Additionally, Dr. De Moraes and his study co-authors suggest, “While further studies are needed to validate these findings and evaluate their clinical significance, it seems that it might be prudent to carefully monitor these locations to facilitate early detection of progression and that timely treatment may help reduce the rate of progression in these locations.”
On the Horizon
Dr. De Moraes and his colleagues in the Department of Ophthalmology at NewYork-Presbyterian/Columbia are also actively pursuing promising avenues seeking to halt the glaucoma from progressing rather than treating it after vision is lost. “We know that even with the current standard of care, about 20 percent of glaucoma patients continue to progress to blindness,” says Dr. De Moraes. “It is unacceptable in my opinion to have a disease for which the current standard of care still allows such a high number of patients to worsen. There are new strategies that are independent of eye pressure such as neuroprotection to preserve the optic nerves. We are also exploring an injection delivery system and minimally invasive surgical approaches that can lower pressure significantly and reduce the burden of drops.”

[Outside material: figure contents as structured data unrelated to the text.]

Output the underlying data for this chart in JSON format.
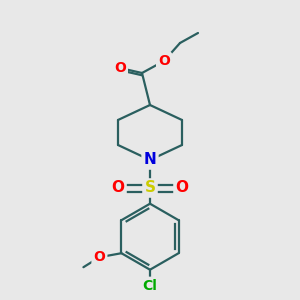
{
  "background_color": "#e8e8e8",
  "bond_color": "#2a5f5f",
  "atom_colors": {
    "O": "#ff0000",
    "N": "#0000dd",
    "S": "#cccc00",
    "Cl": "#00aa00",
    "C": "#2a5f5f"
  },
  "figsize": [
    3.0,
    3.0
  ],
  "dpi": 100,
  "bond_lw": 1.6
}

“Because we know that today’s blanket testing approach is ineffective and inefficient, using clinical trial data as we did for our study will help in identifying where to look for changes and treating patients with increased precision,” adds Dr. De Moraes. “Our research is contributing to this more personalized approach to glaucoma care and to designing clinical trials that could be of shorter duration, less expensive, and expedite the development of novel therapies.”